One of the retail sectors that is currently experiencing significant upheaval is the mattress industry. Mattress Firm, the largest mattress retailer in the country, is closing hundreds of stores and scrambling to bolster its digital business as a result of significant sales declines. Bed-in-a-box e-commerce mattress companies are sprouting up and beginning to expand to brick-and-mortar locations, but they are expected to continue to focus primarily on growing their online sales.
Analysts say overexpansion is at the heart of the industry’s troubles. They point to the fact that there are now more mattress stores than McDonald’s restaurants in the U.S. The end result is that the industry is in contraction, which comes at a difficult time for struggling malls and shopping centers while many other retailers are also flailing.

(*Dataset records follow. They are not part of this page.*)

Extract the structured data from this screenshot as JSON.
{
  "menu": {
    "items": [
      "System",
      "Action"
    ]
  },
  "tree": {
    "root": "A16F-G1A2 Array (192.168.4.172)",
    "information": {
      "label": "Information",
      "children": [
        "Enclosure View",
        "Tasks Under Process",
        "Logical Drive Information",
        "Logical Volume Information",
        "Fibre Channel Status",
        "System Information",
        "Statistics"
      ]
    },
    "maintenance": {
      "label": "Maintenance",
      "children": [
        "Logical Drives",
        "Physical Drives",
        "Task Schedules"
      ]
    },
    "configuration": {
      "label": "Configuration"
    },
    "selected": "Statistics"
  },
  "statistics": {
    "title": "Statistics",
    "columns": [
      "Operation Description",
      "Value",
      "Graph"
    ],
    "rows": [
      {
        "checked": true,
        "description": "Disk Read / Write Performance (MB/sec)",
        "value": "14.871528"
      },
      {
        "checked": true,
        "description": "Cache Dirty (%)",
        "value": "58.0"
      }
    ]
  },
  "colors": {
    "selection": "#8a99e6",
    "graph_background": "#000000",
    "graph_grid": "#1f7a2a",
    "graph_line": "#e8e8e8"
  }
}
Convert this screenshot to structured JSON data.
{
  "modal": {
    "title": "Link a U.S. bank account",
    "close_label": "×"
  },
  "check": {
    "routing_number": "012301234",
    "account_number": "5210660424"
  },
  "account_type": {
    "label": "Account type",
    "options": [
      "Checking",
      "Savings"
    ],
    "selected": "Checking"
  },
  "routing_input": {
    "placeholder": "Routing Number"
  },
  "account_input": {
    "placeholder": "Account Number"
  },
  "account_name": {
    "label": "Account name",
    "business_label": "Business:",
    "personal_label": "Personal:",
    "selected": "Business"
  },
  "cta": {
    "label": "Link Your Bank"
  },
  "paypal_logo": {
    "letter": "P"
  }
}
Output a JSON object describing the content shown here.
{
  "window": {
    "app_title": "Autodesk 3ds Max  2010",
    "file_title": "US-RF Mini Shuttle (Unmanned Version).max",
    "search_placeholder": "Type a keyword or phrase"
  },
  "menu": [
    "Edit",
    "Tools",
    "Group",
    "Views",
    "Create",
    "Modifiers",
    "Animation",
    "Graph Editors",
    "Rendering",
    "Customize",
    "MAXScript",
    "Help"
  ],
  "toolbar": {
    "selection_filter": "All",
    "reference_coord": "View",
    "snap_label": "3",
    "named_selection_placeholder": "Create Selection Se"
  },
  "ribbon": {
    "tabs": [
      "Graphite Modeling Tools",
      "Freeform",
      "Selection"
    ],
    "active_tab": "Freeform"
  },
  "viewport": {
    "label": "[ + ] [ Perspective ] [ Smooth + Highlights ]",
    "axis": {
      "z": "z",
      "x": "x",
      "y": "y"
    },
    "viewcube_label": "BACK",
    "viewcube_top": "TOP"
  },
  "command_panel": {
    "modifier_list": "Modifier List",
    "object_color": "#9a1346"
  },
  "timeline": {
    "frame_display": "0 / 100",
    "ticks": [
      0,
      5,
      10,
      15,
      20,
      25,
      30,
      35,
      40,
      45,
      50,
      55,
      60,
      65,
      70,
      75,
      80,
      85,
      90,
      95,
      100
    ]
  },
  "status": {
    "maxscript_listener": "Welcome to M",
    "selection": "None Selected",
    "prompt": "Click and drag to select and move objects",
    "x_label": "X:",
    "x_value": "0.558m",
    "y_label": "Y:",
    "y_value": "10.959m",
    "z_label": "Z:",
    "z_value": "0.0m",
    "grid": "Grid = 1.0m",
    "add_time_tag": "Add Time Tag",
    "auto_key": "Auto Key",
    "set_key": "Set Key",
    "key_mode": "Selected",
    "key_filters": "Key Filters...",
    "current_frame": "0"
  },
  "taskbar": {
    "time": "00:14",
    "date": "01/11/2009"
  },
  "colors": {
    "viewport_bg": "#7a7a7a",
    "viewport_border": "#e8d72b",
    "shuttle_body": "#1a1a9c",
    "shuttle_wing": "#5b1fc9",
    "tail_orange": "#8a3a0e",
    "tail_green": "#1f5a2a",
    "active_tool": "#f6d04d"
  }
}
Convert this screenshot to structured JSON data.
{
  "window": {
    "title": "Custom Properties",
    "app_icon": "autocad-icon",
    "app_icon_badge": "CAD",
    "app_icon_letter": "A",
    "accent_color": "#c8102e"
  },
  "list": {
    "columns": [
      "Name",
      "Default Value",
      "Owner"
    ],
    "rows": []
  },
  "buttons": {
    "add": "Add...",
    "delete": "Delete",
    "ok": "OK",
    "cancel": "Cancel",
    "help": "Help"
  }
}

As landlords begin to receive rent reduction and concession requests from mattress store operators, they need to carefully consider and weigh their options. This should begin with a thorough financial analysis of the value of the new lease rates that are being proposed, the long-term impact of the reduced lease payments on the property, the likelihood of leasing the space to a new tenant at comparable rates, and the costs and challenges that would stem from suing a tenant that may end up filing for bankruptcy. This type of analysis can be very difficult to process, as it entails a clear-eyed look at the state of the market, the current vacancy and lease rates, and the marketing and commission costs that would be associated with securing a new tenant.